Uses of $\lim \limits_{h\to 0} \frac{f(x+h)-f(x-h)}{2h}$

The "symmetric difference" form of the derivative is quite convenient for the purposes of numerical computation; to wit, note that the symmetric difference can be expanded in this way:

$$D_h f(x)=\frac{f(x+h)-f(x-h)}{2h}=f^\prime(x)+\frac{f^{\prime\prime\prime}(x)}{3!}h^2+\frac{f^{(5)}(x)}{5!}h^4+\dots$$

and one thing that should be noted here is that in this series expansion, only even powers of $h$ show up.

Consider the corresponding expansion when $h$ is halved:

$$D_{h/2} f(x)=\frac{f(x+h/2)-f(x-h/2)}{h}=f^\prime(x)+\frac{f^{\prime\prime\prime}(x)}{3!}\left(\frac{h}{2}\right)^2+\frac{f^{(5)}(x)}{5!}\left(\frac{h}{2}\right)^4+\dots$$

One could take a particular linear combination of this half-$h$ expansion and the previous expansion in $h$ such that the term with $h^2$ zeroes out:

$$4D_{h/2} f(x)-D_h f(x)=3f^\prime(x)-\frac{f^{(5)}(x)}{160}h^4+\dots$$

and we have after a division by $3$:

$$\frac{4D_{h/2} f(x)-D_h f(x)}{3}=f^\prime(x)-\frac{f^{(5)}(x)}{480}h^4+\dots$$

Note that the surviving terms after $f^\prime(x)$ are (supposed to be) much smaller than either of the terms after $f^\prime(x)$ in the expansions for $D_h f(x)$ and $D_{h/2} f(x)$. Numerically speaking, one could obtain a slightly more accurate estimate of the derivative by evaluating the symmetric difference at a certain (well-chosen) step size $h$ and at half of the given $h$, and computing the linear combination $\dfrac{4D_{h/2} f(x)-D_h f(x)}{3}$. (This is akin to deriving Simpson's rule from the trapezoidal rule).
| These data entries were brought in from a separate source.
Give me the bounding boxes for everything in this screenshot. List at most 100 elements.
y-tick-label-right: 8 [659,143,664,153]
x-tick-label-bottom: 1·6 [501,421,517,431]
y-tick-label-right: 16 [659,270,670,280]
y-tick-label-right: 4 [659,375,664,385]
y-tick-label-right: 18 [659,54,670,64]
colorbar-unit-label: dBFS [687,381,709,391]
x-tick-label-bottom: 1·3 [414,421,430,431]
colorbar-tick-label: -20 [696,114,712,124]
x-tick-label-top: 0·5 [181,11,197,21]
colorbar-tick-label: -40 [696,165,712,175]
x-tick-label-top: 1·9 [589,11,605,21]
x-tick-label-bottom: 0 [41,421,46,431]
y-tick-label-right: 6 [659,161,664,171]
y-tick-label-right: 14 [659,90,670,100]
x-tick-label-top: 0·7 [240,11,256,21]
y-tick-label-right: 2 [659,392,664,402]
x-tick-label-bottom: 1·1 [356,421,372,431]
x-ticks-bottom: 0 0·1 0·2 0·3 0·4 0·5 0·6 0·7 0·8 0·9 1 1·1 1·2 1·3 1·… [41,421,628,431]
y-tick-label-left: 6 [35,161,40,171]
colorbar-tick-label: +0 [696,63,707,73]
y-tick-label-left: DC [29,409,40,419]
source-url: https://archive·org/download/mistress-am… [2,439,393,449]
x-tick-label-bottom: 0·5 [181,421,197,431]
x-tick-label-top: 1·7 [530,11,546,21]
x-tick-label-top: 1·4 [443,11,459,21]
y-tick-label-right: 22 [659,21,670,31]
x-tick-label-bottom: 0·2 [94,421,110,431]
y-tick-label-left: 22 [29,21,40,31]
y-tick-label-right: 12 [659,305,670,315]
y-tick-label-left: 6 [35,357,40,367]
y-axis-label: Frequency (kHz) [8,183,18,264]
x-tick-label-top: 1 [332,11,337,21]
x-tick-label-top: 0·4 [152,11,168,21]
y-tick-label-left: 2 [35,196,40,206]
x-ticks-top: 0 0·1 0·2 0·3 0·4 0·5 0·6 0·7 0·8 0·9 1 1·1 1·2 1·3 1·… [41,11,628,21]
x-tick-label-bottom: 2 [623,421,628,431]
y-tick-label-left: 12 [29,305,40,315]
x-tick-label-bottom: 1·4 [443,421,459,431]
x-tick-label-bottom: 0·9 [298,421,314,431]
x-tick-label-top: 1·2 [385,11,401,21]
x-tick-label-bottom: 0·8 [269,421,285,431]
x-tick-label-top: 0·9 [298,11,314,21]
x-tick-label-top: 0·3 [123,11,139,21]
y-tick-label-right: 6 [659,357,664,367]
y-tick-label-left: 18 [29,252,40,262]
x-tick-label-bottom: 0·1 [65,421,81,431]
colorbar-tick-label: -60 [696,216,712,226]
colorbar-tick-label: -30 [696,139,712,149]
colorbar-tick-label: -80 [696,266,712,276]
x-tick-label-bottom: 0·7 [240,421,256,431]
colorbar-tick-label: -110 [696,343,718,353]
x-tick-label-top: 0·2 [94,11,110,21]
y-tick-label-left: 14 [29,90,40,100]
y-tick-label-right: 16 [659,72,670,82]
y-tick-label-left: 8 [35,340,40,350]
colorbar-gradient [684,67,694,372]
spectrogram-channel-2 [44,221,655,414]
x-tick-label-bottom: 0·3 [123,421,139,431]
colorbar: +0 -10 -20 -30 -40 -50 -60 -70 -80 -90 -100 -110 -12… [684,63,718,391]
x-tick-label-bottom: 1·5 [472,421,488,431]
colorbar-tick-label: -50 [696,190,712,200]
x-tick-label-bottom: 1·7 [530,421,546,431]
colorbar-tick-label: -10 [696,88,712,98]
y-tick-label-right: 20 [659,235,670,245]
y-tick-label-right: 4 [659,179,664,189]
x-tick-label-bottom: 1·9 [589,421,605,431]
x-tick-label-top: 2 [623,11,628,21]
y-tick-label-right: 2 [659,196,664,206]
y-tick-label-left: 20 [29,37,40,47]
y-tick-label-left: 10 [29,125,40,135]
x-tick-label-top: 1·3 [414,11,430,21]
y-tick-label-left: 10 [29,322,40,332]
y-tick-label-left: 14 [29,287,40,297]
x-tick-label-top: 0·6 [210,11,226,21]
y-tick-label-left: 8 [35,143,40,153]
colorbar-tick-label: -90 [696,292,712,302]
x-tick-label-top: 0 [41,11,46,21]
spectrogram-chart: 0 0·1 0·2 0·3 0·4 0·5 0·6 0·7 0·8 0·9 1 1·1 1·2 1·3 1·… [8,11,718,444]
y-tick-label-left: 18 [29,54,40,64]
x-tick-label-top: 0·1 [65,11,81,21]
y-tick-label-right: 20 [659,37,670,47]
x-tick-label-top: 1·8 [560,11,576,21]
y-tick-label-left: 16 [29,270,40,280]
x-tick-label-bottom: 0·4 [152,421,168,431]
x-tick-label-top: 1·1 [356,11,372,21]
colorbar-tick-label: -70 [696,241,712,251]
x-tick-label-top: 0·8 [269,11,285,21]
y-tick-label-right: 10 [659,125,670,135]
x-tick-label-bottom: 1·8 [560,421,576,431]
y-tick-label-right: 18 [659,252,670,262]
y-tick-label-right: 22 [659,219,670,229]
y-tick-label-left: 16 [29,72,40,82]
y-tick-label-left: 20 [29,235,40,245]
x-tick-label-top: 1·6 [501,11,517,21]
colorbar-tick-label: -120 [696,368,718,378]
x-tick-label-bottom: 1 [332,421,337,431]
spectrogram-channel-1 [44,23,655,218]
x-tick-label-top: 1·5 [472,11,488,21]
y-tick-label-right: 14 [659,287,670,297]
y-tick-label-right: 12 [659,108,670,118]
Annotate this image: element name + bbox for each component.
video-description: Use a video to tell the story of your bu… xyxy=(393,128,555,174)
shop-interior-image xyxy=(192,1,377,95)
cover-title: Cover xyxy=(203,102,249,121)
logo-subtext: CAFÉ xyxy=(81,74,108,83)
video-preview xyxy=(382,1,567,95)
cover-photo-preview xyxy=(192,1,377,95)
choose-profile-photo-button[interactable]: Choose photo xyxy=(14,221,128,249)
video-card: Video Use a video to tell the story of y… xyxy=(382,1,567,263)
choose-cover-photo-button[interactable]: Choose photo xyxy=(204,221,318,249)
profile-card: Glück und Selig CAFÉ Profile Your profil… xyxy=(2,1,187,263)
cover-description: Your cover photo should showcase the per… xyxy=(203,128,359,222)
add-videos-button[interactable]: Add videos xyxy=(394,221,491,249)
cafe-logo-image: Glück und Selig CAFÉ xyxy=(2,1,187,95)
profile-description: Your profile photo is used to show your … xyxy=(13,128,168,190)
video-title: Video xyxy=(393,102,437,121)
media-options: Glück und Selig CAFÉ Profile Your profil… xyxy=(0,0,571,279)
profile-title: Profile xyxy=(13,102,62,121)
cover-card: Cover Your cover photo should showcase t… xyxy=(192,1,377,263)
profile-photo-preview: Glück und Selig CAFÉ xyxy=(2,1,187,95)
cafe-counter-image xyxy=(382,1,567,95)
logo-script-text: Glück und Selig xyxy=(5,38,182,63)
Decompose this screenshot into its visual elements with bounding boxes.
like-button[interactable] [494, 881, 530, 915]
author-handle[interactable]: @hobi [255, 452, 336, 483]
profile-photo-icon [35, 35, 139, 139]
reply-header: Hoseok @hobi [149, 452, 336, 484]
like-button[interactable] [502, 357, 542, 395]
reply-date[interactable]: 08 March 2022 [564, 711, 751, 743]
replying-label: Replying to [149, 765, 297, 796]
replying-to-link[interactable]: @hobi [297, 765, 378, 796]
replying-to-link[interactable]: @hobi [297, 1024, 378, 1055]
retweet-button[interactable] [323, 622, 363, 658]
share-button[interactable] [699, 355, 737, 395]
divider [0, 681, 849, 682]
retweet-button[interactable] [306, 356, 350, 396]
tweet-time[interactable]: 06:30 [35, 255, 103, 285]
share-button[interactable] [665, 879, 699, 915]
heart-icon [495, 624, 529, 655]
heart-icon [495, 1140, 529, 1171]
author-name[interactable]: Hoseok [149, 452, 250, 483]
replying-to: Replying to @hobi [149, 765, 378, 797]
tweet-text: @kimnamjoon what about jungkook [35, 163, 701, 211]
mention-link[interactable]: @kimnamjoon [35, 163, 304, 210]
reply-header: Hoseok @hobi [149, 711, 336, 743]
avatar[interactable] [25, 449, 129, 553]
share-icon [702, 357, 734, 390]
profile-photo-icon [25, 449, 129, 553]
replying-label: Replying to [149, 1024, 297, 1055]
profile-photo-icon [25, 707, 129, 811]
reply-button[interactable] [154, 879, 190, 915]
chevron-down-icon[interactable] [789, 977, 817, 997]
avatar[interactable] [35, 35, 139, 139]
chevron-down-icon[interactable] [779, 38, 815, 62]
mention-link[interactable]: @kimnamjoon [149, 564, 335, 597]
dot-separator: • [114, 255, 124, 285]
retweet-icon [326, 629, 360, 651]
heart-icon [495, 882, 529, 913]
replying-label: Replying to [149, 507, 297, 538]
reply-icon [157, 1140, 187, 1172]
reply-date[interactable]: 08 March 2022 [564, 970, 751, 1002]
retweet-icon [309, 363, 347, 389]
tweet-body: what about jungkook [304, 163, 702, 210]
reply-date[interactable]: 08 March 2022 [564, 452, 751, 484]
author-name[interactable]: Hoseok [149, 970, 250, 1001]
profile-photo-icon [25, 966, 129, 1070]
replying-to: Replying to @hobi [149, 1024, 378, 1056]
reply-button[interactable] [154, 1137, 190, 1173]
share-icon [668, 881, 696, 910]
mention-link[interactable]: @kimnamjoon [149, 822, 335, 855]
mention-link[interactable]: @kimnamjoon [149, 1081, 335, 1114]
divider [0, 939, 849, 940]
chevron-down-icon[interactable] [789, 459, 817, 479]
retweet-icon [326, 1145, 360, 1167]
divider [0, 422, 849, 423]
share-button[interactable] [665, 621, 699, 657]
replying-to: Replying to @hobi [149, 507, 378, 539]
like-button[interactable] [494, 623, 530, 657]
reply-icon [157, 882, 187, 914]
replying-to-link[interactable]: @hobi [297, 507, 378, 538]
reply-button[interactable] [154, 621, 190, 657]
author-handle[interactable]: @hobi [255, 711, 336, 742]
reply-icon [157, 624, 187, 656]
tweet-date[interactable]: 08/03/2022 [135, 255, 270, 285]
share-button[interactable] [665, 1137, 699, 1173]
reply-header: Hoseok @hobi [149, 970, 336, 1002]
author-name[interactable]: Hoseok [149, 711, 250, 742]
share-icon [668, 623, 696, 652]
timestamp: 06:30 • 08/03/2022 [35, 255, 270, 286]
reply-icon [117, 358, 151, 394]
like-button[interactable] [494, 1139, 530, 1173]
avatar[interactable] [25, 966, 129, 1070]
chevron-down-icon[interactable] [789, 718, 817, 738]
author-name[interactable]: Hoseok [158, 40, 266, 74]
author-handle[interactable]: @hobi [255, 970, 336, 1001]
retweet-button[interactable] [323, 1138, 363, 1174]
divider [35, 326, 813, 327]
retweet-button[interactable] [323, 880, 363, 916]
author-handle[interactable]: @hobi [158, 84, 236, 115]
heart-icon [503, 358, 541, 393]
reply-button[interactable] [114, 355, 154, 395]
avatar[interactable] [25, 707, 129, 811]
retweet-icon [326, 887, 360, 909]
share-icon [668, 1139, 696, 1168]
The procedure generalizes, as one keeps taking appropriate linear combinations of a symmetric difference for some $h$ and the symmetric difference at half $h$ to zero out successive powers of $h^2$; this is the famous Richardson extrapolation.

Lemma: Let $f$ be a convex function on an open interval $I$. For all $x \in I$, $$ g(x) = \lim_{h \to 0} \frac{f(x+h) - f(x-h)}{2h} $$ exists and $f(y) \geq f(x) + g(x) (y-x)$ for all $y \in I$.

In particular, $g$ is a subderivative of $f$.

$$ \begin{eqnarray*} \lim_{h\to 0} \frac{f(x+h)-f(x-h)}{2h} &=& \frac12 \lim_{h\to 0}\left(\frac{f(x+h)-f(x)}h+\frac{f(x)-f(x-h)}h\right) \\ &=& \frac12 (f'(x)+f'(x)) = f'(x) \end{eqnarray*} $$

Assuming, of course that $f$ is differentiable at $x$.

This cannot be used as a definition of the derivative. First the result is half the sum of the left and right derivatives at $x$, when these exist. Second the limit can be well defined even when the sided derivatives do not exist, consider for example $f(x)=|x|^a$ around $x=0$ for suitable values of $a$. More generally, the limit at $x$ exists and is $g'(x)$ as soon as $f=g+s$ with $g$ differentiable at $x$ and $s$ symmetric around $x$ in the sense that $s(x+z)=s(x-z)$ for every $|z|$ small enough hence this notion can be used to get rid of symmetric but badly behaved parts of $f$ around $x$.